A-
practicesleep
CBT-I (Cognitive Behavioral Therapy for Insomnia)
Best evidence: A- — Strong evidence for Insomnia severity & sleep onset latency
The gold-standard, first-line behavioral treatment for chronic insomnia — the strongest sleep evidence in this database, and recommended ahead of sleep medication.
Graded outcomes
What the evidence says
A-
Insomnia severity & sleep onset latency
Strong evidence · Consistent, high-quality evidence of a meaningful effect.
- Effect size
- Hedges g = 0.64 at 3 months, sustained at 0.25–0.40 at 12 months (insomnia severity, sleep onset latency, sleep efficiency).
- Evidence base
- 30 RCTs in the long-term meta-analysis; consistently replicated across independent meta-analyses in older adults, adolescents, and digital-delivery formats.
- Population
- Effective across adults, older adults, and adolescents with chronic insomnia.

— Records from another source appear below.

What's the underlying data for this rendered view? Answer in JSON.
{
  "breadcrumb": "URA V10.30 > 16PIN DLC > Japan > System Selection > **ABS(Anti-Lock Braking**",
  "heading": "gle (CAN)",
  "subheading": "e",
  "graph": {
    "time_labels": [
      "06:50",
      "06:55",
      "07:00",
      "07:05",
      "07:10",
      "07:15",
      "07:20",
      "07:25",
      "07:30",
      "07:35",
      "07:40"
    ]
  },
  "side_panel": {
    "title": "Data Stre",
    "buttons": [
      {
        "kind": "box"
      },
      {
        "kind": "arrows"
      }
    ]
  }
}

Considered the gold-standard, first-line treatment by the American Psychological Association and American College of Physicians, ahead of pharmacological treatment.
- Dosage / protocol
- Typically 4–8 structured sessions (in-person, group, or digital) combining stimulus control, sleep restriction, cognitive restructuring, and sleep hygiene education.
- Contraindications & cautions
- None significant; requires behavioral adherence, which some find difficult short-term (temporary sleep restriction can increase daytime sleepiness during the adjustment period).
Citations
- 1.PubMed 31491656 — Meta-analysis
- 2.PMC10244489 — Systematic review
- 3.PubMed 35968818 — Meta-analysis
Mechanism
How it works
How CBT-I Breaks the Insomnia Cycle
CBT-I works by breaking the learned association between the bed and wakefulness (via stimulus control and temporary sleep restriction), while cognitive restructuring reduces the anxious hyperarousal about sleep itself that perpetuates insomnia — addressing the behavioral cause rather than sedating symptoms.